Three weeks have passed, since I returned to the United States. At first I thought it was the adjustment from traveling five months or the fact that I came home with Dengue fever and needed a week to recover. It was the quiet. It seemed to be everywhere. There were so many moments it absorbed: the time the butcher yelled in exhaustion; the hours of fever and head pain; the view of the dead body that lay for hours at an intersection near my house while the police tried to discern a crime; the thin voice of my father-in-law as he struggled to speak from his wheelchair; the ease with myself as I move the weight of sixty years through daily existence, preparing to travel once again.

I wear my white deer each day, feeling my way back to the moments with madam as I wrap my waist. I am thankful to meet myself in quiet compassion after forty years of mourning the Vietnam War. I am quiet as I reflect that there are a people in Laos who live without forgiveness, because there was nothing to forgive. Quiet compassion absorbed it all.

Now I become curious. I want to know more. I open textile books to trace the origin of my skirt. Sixty years ago, it was woven by a woman who lived within 53 kilometers of the Vietnam border. It had lived through the war, as had we: Madam... Nura ...Doctor. And the weaver... ;had she?
There was yet another mystery unsolved. What was the meaning of the herd of deer? As women weave, they tell a story that reflects the intricacies of their lives. The answer came through a sister. There is a story about Gautama Buddha in a former life as a bodhisattva. He lived as a deer herder in a small forest. After much indiscriminate plundering of the herd by a local king, an agreement was made that no deer would be killed unless there was dire need in the kingdom. The deer agreed. A time came when it was a doe's turn. She was to give birth shortly and wished to delay her death until after the birth. The Bodhisattva offered himself instead. This act impressed the king so much that he not only resolved to refrain from killing deer in the future but also gave the park to them. It was named Deer Park.

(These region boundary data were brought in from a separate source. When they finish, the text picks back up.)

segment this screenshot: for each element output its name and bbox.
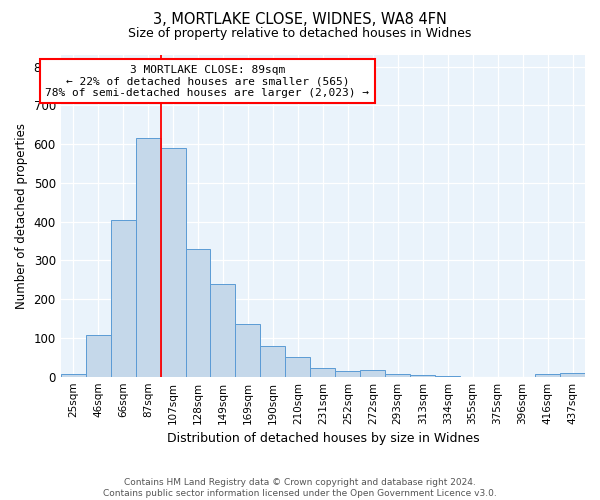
Y-axis label: Number of detached properties: Number of detached properties — [15, 123, 28, 309]
Bar — [410, 375, 435, 376]
Bar — [161, 148, 185, 376]
Bar — [235, 324, 260, 376]
Bar — [310, 368, 335, 376]
Text: 3 MORTLAKE CLOSE: 89sqm
← 22% of detached houses are smaller (565)
78% of semi-d: 3 MORTLAKE CLOSE: 89sqm ← 22% of detache… — [46, 64, 370, 98]
Bar — [136, 138, 161, 376]
Bar — [211, 284, 235, 376]
Text: Contains HM Land Registry data © Crown copyright and database right 2024.
Contai: Contains HM Land Registry data © Crown c… — [103, 478, 497, 498]
Bar — [335, 371, 360, 376]
Bar — [535, 374, 560, 376]
X-axis label: Distribution of detached houses by size in Widnes: Distribution of detached houses by size … — [167, 432, 479, 445]
Bar — [61, 374, 86, 376]
Bar — [286, 356, 310, 376]
Text: Size of property relative to detached houses in Widnes: Size of property relative to detached ho… — [128, 28, 472, 40]
Bar — [185, 249, 211, 376]
Bar — [260, 346, 286, 376]
Bar — [360, 370, 385, 376]
Text: 3, MORTLAKE CLOSE, WIDNES, WA8 4FN: 3, MORTLAKE CLOSE, WIDNES, WA8 4FN — [153, 12, 447, 28]
Bar — [86, 335, 110, 376]
Bar — [385, 374, 410, 376]
Bar — [560, 373, 585, 376]
Bar — [110, 220, 136, 376]
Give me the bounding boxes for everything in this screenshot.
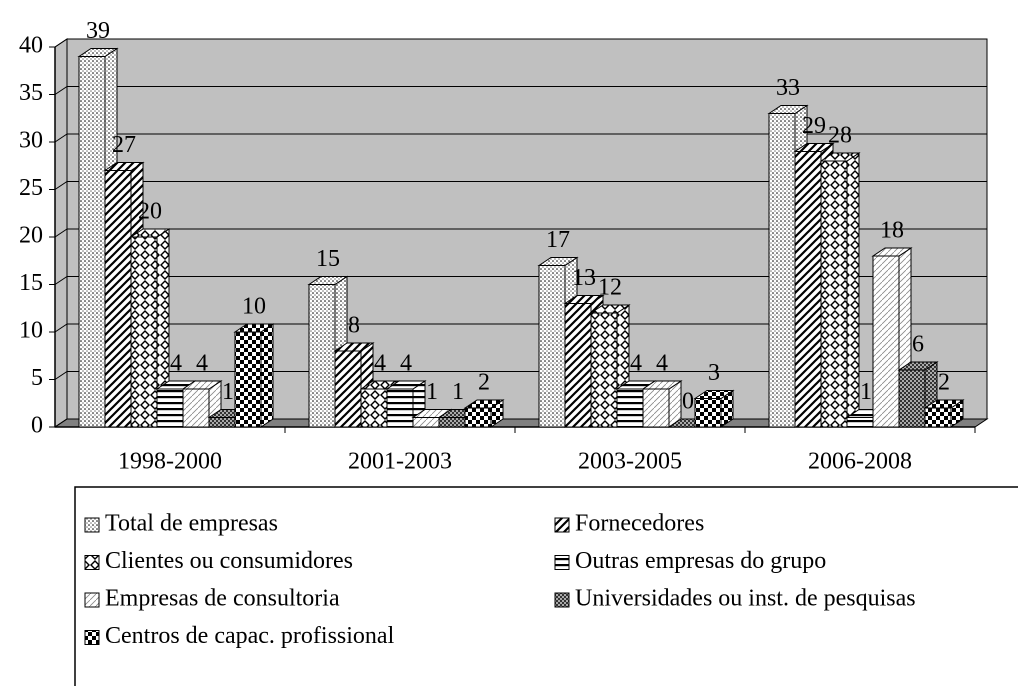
data-label: 13 xyxy=(572,265,596,291)
bar-side xyxy=(260,323,274,428)
bar xyxy=(898,369,926,428)
data-label: 27 xyxy=(112,132,136,158)
bar xyxy=(412,417,440,428)
legend-label: Fornecedores xyxy=(575,511,704,537)
y-tick-label: 10 xyxy=(19,318,43,344)
bar xyxy=(820,160,848,428)
bar xyxy=(334,350,362,428)
data-label: 2 xyxy=(938,370,950,396)
data-label: 10 xyxy=(242,294,266,320)
bar xyxy=(768,113,796,428)
grid-line xyxy=(54,276,68,285)
legend-label: Empresas de consultoria xyxy=(105,586,340,612)
data-label: 33 xyxy=(776,75,800,101)
bar xyxy=(156,388,184,428)
data-label: 4 xyxy=(170,351,182,377)
data-label: 4 xyxy=(196,351,208,377)
y-tick-label: 0 xyxy=(31,413,43,439)
data-label: 1 xyxy=(426,379,438,405)
bar xyxy=(78,56,106,428)
data-label: 0 xyxy=(682,389,694,415)
grid-line xyxy=(54,38,68,48)
legend-box xyxy=(74,486,1018,686)
legend-label: Total de empresas xyxy=(105,511,278,537)
legend-swatch xyxy=(554,592,570,608)
bar xyxy=(538,265,566,428)
data-label: 8 xyxy=(348,313,360,339)
grid-line xyxy=(54,133,68,143)
legend-swatch xyxy=(84,630,100,645)
y-tick-label: 40 xyxy=(19,33,43,59)
grid-line xyxy=(54,418,68,428)
bar xyxy=(794,151,822,428)
data-label: 4 xyxy=(630,351,642,377)
data-label: 4 xyxy=(656,351,668,377)
x-tick-label: 2001-2003 xyxy=(348,449,452,475)
grid-line xyxy=(54,371,68,380)
bar xyxy=(208,417,236,428)
data-label: 2 xyxy=(478,370,490,396)
data-label: 1 xyxy=(860,379,872,405)
grid-line xyxy=(54,323,68,333)
bar xyxy=(616,388,644,428)
x-tick-label: 2006-2008 xyxy=(808,449,912,475)
data-label: 39 xyxy=(86,18,110,44)
data-label: 1 xyxy=(222,379,234,405)
bar xyxy=(386,388,414,428)
bar xyxy=(846,417,874,428)
y-tick-label: 20 xyxy=(19,223,43,249)
data-label: 1 xyxy=(452,379,464,405)
bar xyxy=(234,331,262,428)
bar xyxy=(308,284,336,428)
data-label: 4 xyxy=(374,351,386,377)
legend-swatch xyxy=(554,555,570,570)
data-label: 18 xyxy=(880,218,904,244)
data-label: 3 xyxy=(708,360,720,386)
bar xyxy=(104,170,132,428)
bar xyxy=(182,388,210,428)
data-label: 15 xyxy=(316,246,340,272)
bar xyxy=(924,407,952,428)
y-tick-label: 25 xyxy=(19,175,43,201)
bar xyxy=(642,388,670,428)
bar xyxy=(464,407,492,428)
grid-line xyxy=(54,181,68,190)
bar xyxy=(438,417,466,428)
y-tick-label: 35 xyxy=(19,80,43,106)
bar-side xyxy=(846,152,860,428)
bar xyxy=(590,312,618,428)
legend-label: Outras empresas do grupo xyxy=(575,548,826,574)
legend-label: Clientes ou consumidores xyxy=(105,548,353,574)
grid-line xyxy=(54,86,68,95)
bar xyxy=(872,255,900,428)
data-label: 17 xyxy=(546,227,570,253)
data-label: 12 xyxy=(598,275,622,301)
y-tick-label: 15 xyxy=(19,270,43,296)
data-label: 4 xyxy=(400,351,412,377)
legend-label: Centros de capac. profissional xyxy=(105,623,395,649)
legend-swatch xyxy=(554,517,570,533)
data-label: 28 xyxy=(828,123,852,149)
legend-label: Universidades ou inst. de pesquisas xyxy=(575,586,916,612)
legend-swatch xyxy=(84,592,100,608)
y-tick-label: 30 xyxy=(19,128,43,154)
legend-swatch xyxy=(84,555,100,570)
data-label: 29 xyxy=(802,113,826,139)
data-label: 20 xyxy=(138,199,162,225)
y-tick-label: 5 xyxy=(31,365,43,391)
x-tick-label: 2003-2005 xyxy=(578,449,682,475)
bar xyxy=(564,303,592,428)
bar xyxy=(360,388,388,428)
data-label: 6 xyxy=(912,332,924,358)
x-tick-label: 1998-2000 xyxy=(118,449,222,475)
grid-line xyxy=(54,228,68,238)
legend-swatch xyxy=(84,517,100,533)
bar xyxy=(130,236,158,428)
bar xyxy=(694,398,722,428)
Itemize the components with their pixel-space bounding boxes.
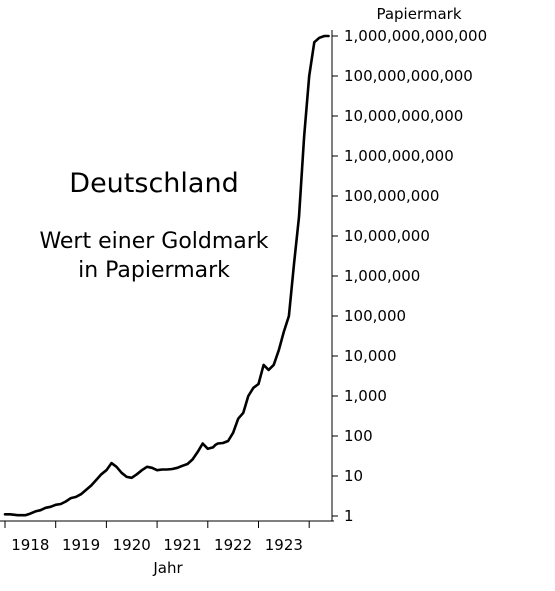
y-tick-label: 1,000,000,000 [344,147,454,165]
x-tick-label: 1920 [113,536,151,554]
y-tick-label: 1,000 [344,387,387,405]
series-line [3,34,330,517]
y-tick-label: 10,000 [344,347,397,365]
y-tick-label: 100 [344,427,373,445]
y-tick-label: 10,000,000,000 [344,107,463,125]
chart-subtitle-line: Wert einer Goldmark [39,229,268,254]
y-tick-label: 100,000 [344,307,406,325]
y-tick-label: 1,000,000 [344,267,420,285]
series [3,34,330,517]
y-axis-title: Papiermark [376,5,461,23]
y-tick-label: 1,000,000,000,000 [344,27,487,45]
chart-subtitle-line: in Papiermark [78,258,230,283]
y-tick-label: 10,000,000 [344,227,430,245]
y-tick-label: 100,000,000,000 [344,67,473,85]
x-tick-label: 1922 [214,536,252,554]
x-tick-label: 1919 [62,536,100,554]
y-tick-label: 100,000,000 [344,187,439,205]
ticks: 1 10 100 1,000 10,000 100,000 1,000,000 10,000,… [4,27,487,554]
y-tick-label: 10 [344,467,363,485]
x-axis-title: Jahr [152,559,183,577]
x-tick-label: 1918 [11,536,49,554]
y-tick-label: 1 [344,507,354,525]
x-tick-label: 1921 [163,536,201,554]
chart-title: Deutschland [69,168,238,199]
x-tick-label: 1923 [265,536,303,554]
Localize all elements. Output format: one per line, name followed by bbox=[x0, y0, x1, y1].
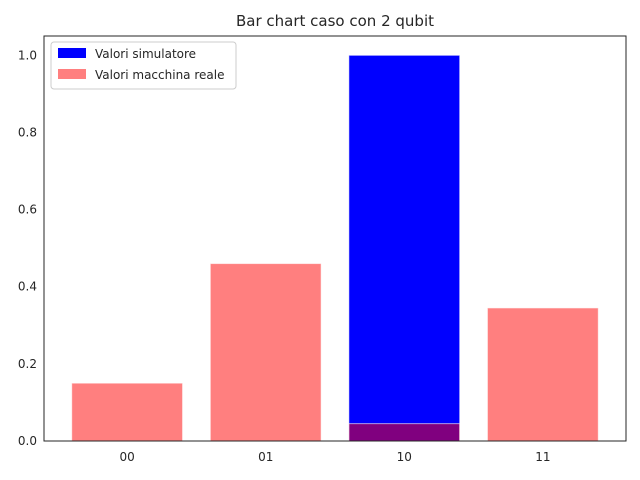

It became clear that the deer are a symbol of harmlessness, even in the face of death. It had been Buddha's spirit that sat so still in our laps as we linked hands, bridging a lifetime of memories. It was he that drew me toward a river of quiet compassion, opening the door to a deeper understanding of the principle of right resolve (samma-sankappo), expanding my resolve to be free from ill will, to carry harmlessness to myself and others, no matter the circumstances.